Today I prefer to use the Turkish spelling of your name as a token of reverence. I have never had occasion to use it in our interactions during your sojournment in the world since we conversed in Arabic in which case the variance between the two pronunciations of Huseyin and Hussein was blurred.
Even though I do not perceive the nature of the life you are now in, I do not also think of you as ‘dead’. I am certain you are living and have provision with your Lord. (al-Baqarah 154 and Aali Imraan 169). That reassurance will not, however, obliterate the pain in our hearts of your departure; it will only grant grief abatement.
I know you were not immortal since Allah has appointed immortality to no mortal. I believe that all of us – one by one – shall pass through that inevitable exit, and when our time comes, we can neither put it off an hour nor yet advance it; certainly, everything will perish save Allah’s Countenance. His is the command, and we shall all be brought back to Him.
Call to mind, Yaa Sheikh, our conversation on the phone after I learnt you had been ailing for sometime. That was Dr Taufiq Abubakar of Bayaro University, Kano posted the sad news on our platform. Our last correspondence with you was on WhatsApp when you updated me on your condition, stressing that you were still under intensive care. I also spoke to the Chief Medical Director of the Hospital, Dr Servet Gülerman.
Brother Muhammet Emin Yildiz later told me that they had to distance all communication devices away from you to give you respite from distraction and persistent in-coming calls. From that moment onwards, Muhammet Emin Yildiz remained my only source of information and communication to you – now the news about your condition was benign, lifting our low mood, and in another we felt despondent, making us intensify our du’aa. He requested me to make a video recording of my best wishes and prayers for you to serve as an assuagement, that the doctors will permit that to be shown to you. I did.
I had to travel to Saudi Arabia for a meeting. I called brother Muhammet after arriving at Madeenah. He was very distraught. ‘Pray for Sheikh Huseyin, please’; he said amidst sobs, ‘the people around him are making him repeat the kalimah. The doctors said he’s not likely to make it.’

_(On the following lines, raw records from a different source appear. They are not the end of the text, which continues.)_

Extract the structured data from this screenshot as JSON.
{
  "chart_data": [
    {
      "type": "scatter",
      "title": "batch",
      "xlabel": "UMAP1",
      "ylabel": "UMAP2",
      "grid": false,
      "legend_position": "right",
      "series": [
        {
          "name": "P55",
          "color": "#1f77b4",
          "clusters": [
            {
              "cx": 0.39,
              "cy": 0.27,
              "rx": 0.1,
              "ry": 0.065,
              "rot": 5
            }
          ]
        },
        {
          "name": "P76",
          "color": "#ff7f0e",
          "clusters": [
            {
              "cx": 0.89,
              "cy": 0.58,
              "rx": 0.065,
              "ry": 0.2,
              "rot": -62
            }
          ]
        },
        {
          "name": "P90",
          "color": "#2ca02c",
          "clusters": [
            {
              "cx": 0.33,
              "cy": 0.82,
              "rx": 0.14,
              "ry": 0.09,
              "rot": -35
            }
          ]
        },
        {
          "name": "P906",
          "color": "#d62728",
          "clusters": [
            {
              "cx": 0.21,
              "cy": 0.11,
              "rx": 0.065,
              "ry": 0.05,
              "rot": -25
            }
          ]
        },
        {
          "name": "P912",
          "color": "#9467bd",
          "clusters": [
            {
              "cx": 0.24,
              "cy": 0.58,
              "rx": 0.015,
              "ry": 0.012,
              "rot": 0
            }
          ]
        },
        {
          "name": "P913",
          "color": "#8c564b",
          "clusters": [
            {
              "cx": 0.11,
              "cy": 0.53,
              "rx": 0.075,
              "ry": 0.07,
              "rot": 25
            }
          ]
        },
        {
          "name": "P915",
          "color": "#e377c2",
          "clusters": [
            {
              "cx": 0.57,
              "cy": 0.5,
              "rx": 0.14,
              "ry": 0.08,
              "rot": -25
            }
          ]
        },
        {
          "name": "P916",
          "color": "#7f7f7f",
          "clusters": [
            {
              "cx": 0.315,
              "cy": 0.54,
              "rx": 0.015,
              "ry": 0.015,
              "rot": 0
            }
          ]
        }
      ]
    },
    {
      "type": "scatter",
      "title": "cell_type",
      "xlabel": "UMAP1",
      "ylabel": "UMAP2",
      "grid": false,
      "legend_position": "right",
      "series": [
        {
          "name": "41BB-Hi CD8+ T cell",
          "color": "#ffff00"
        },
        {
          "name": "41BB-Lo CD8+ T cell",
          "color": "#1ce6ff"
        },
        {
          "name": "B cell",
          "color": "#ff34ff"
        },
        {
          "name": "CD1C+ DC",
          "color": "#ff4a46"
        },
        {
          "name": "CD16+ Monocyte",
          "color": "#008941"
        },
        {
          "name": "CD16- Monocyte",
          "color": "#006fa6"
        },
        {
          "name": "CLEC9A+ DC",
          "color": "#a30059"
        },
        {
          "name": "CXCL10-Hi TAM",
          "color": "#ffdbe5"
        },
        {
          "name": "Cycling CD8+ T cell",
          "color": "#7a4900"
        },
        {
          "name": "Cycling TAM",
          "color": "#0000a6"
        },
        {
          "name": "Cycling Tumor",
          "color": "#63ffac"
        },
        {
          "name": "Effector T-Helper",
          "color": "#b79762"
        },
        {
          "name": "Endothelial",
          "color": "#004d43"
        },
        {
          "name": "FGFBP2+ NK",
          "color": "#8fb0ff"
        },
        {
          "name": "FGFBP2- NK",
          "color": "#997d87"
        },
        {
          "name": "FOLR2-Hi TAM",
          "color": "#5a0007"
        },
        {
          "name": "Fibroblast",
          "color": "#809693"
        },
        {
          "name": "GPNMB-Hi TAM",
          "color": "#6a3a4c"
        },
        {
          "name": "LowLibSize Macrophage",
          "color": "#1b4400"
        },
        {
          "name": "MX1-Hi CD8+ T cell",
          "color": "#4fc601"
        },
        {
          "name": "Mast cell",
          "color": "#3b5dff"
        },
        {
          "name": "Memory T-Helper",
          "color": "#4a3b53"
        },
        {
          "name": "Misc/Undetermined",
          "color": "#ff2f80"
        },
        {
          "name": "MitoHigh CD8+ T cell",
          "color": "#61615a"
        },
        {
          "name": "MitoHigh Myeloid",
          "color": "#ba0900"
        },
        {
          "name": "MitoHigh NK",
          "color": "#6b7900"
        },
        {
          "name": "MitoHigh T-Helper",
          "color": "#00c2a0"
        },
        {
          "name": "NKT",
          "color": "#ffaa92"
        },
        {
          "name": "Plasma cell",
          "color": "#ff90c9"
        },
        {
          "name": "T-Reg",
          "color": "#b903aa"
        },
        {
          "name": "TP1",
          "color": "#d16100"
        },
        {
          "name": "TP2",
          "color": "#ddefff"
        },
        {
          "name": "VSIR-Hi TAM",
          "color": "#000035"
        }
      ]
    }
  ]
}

The blast came 24 hours later in a WhatsApp chat from brother Muhammet Emin Yildiz to confirm our worst fears; overtaken by my own sob of despair I confoundedly took refuge in the Prophet’s Mosque, sallallaahu alaihi wa sallam. Yes, the eyes will overflow with tears; the heart will grieve, but we will never utter what is displeasing unto our Lord. We are indeed grieved by your departure, Yaa Sheikh Huseyin. But I found solace in retiring to the vicinity of the Prophet’s Raudah, supplicating Allah for you and rehearsing your Hasanaat (good works) in the advancement of this Deen. I remembered the 120 television programmes you supervised to be recorded in the Hausa language – ‘Dawwamammen Haske’ – on the lessons in the life of the Prophet, sallallaahu alaihi wa sallam and which will be broadcast soon on many stations. Also, I remembered the quiz competition Nusret would be organising on the same subject matter based on the original book, an-Nurul Khaalid written by Sheikh Fethullah Gülen.
I recalled all that we ever did, both of us or in a group, from the time Allah brought us together to the last three outings to some Turkish companies in Nigeria – within Abuja – just last December. You insisted on continuing with the window-shopping even when I and my wife showed concern about how stressful the visits to the showrooms were on you, as if you were trying to finish and assignment. Your aim was to please whoever met with you even at the expense of your comfort. You visited me in my residence or office for more than 30 times either alone or in the company of guests from Turkey but there was not a single time that you came without a gift either in the form of special chocolates for the children or a book on Islam. Since you were known to all, my entire family, staff at home and the office needed no detailed description to recognise and pray for Sheikh Huseyin Baydar.
You sacrificed, Yaa Sheikh, everything – your country, your comfort, your security, your life, your time and your family for the Khidmah (service), from where the organisation you headed took its appellation. You spared no effort in serving humanity; you were the leader yet you acted as if you were the servant of the recipients of your beneficence. If, as mentioned by the Prophet, sallallaahu alaihi wa sallam, feeding a fasting Muslim gives one equal reward without diminishing anything of the recipient’s reward, who can fathom the recompense of the flock you shepherded in its Ramadan feeding programmes where hundreds of thousands are provided not only with Iftaar (what to break their fast) but many more get foodstuffs that sustain them for the greater part of the fasting period? How can loneliness affect you in your grave when you had consistently put a smile on the faces of indigent people by slaughtering hundreds of cattle and distributing the meat to them every Eidul Adhaa?